On a dark, foggy night, a ship came upon the light of another vessel. The captain radioed his counterpart – “Please divert your course 15 degrees to the North to avoid a collision.” Through the crackly radio came the reply: “Recommend you divert YOUR course 15 degrees to the South to avoid a collision.”
The captain stood his ground. He radioed: “This is the captain of a US Navy ship. I say again, divert YOUR course.” And again came the reply: “No, I say again, you divert YOUR course.”
Outraged, the captain spoke loudly into the radio: “THIS IS THE AIRCRAFT CARRIER USS ABRAHAM LINCOLN, THE SECOND LARGEST SHIP IN THE UNITED STATES’ ATLANTIC FLEET. WE ARE ACCOMPANIED BY THREE DESTROYERS, THREE CRUISERS AND NUMEROUS SUPPORT VESSELS. I DEMAND THAT YOU CHANGE YOUR COURSE 15 DEGREES NORTH. THAT’S ONE-FIVE DEGREES NORTH.”
And came the reply: “This is a lighthouse. Your call.”
In a world constantly in need of improvement and change, humility is a critical and powerful virtue. As idealists and change makers, we are eager to see transformation and excited by the opportunity to make a difference, yet we may find our humility diminished by a competing value, to make change happen now. We feel our good ideas gaining momentum, our passion for change is fueled by the injustice and inequality all around, our drive and commitment grows stronger, and soon, perhaps without self-knowledge or intention, our humility wanes.

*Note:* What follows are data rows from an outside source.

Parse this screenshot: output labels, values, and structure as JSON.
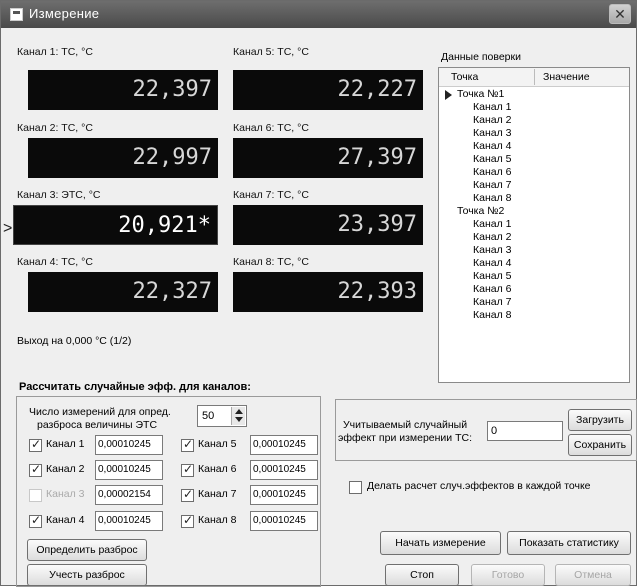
{
  "window": {
    "title": "Измерение",
    "close": "✕"
  },
  "channels": [
    {
      "label": "Канал 1: ТС, °С",
      "value": "22,397"
    },
    {
      "label": "Канал 2: ТС, °С",
      "value": "22,997"
    },
    {
      "label": "Канал 3: ЭТС, °С",
      "value": "20,921*"
    },
    {
      "label": "Канал 4: ТС, °С",
      "value": "22,327"
    },
    {
      "label": "Канал 5: ТС, °С",
      "value": "22,227"
    },
    {
      "label": "Канал 6: ТС, °С",
      "value": "27,397"
    },
    {
      "label": "Канал 7: ТС, °С",
      "value": "23,397"
    },
    {
      "label": "Канал 8: ТС, °С",
      "value": "22,393"
    }
  ],
  "active_pointer": ">",
  "output_status": "Выход на 0,000 °С (1/2)",
  "verification": {
    "title": "Данные поверки",
    "columns": [
      "Точка",
      "Значение"
    ],
    "rows": [
      "Точка №1",
      "Канал 1",
      "Канал 2",
      "Канал 3",
      "Канал 4",
      "Канал 5",
      "Канал 6",
      "Канал 7",
      "Канал 8",
      "Точка №2",
      "Канал 1",
      "Канал 2",
      "Канал 3",
      "Канал 4",
      "Канал 5",
      "Канал 6",
      "Канал 7",
      "Канал 8"
    ]
  },
  "random": {
    "section_title": "Рассчитать случайные эфф. для каналов:",
    "count_label_1": "Число измерений для опред.",
    "count_label_2": "разброса величины ЭТС",
    "count_value": "50",
    "channels": [
      {
        "label": "Канал 1",
        "value": "0,00010245",
        "checked": true,
        "enabled": true
      },
      {
        "label": "Канал 2",
        "value": "0,00010245",
        "checked": true,
        "enabled": true
      },
      {
        "label": "Канал 3",
        "value": "0,00002154",
        "checked": false,
        "enabled": false
      },
      {
        "label": "Канал 4",
        "value": "0,00010245",
        "checked": true,
        "enabled": true
      },
      {
        "label": "Канал 5",
        "value": "0,00010245",
        "checked": true,
        "enabled": true
      },
      {
        "label": "Канал 6",
        "value": "0,00010245",
        "checked": true,
        "enabled": true
      },
      {
        "label": "Канал 7",
        "value": "0,00010245",
        "checked": true,
        "enabled": true
      },
      {
        "label": "Канал 8",
        "value": "0,00010245",
        "checked": true,
        "enabled": true
      }
    ],
    "determine_btn": "Определить разброс",
    "account_btn": "Учесть разброс"
  },
  "effect": {
    "label_1": "Учитываемый случайный",
    "label_2": "эффект при измерении ТС:",
    "value": "0",
    "load_btn": "Загрузить",
    "save_btn": "Сохранить"
  },
  "each_point_label": "Делать расчет случ.эффектов в каждой точке",
  "buttons": {
    "start": "Начать измерение",
    "stats": "Показать статистику",
    "stop": "Стоп",
    "ready": "Готово",
    "cancel": "Отмена"
  }
}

As humility is lost, so is our effectiveness. Vanity and self-importance cloud our judgment and rightly put off those who otherwise may want to follow, or better yet, lead, in the area of our deepest concern. Humility is not only a force multiplier, but an idealist’s paradox: to care so deeply about a cause larger than self, one needs, as has been often noted, to lose oneself. To be effective in social change, we must practice selflessness, to seek not so much to be “right” as to be effective, and to develop humility not only as an admired character trait, but as a skill. Can we see ourselves as others may see us, hear ourselves as others may hear us, and view our actions as others may perceive them? Can we have strong values and beliefs, but always stand ready to learn, realize, or even assume that we may not be right after all? By asking others, “What do you think?” and making no assumptions as to who may have an inspired, breakthrough contribution, we can effectively lead positive change, and avert disaster along the way.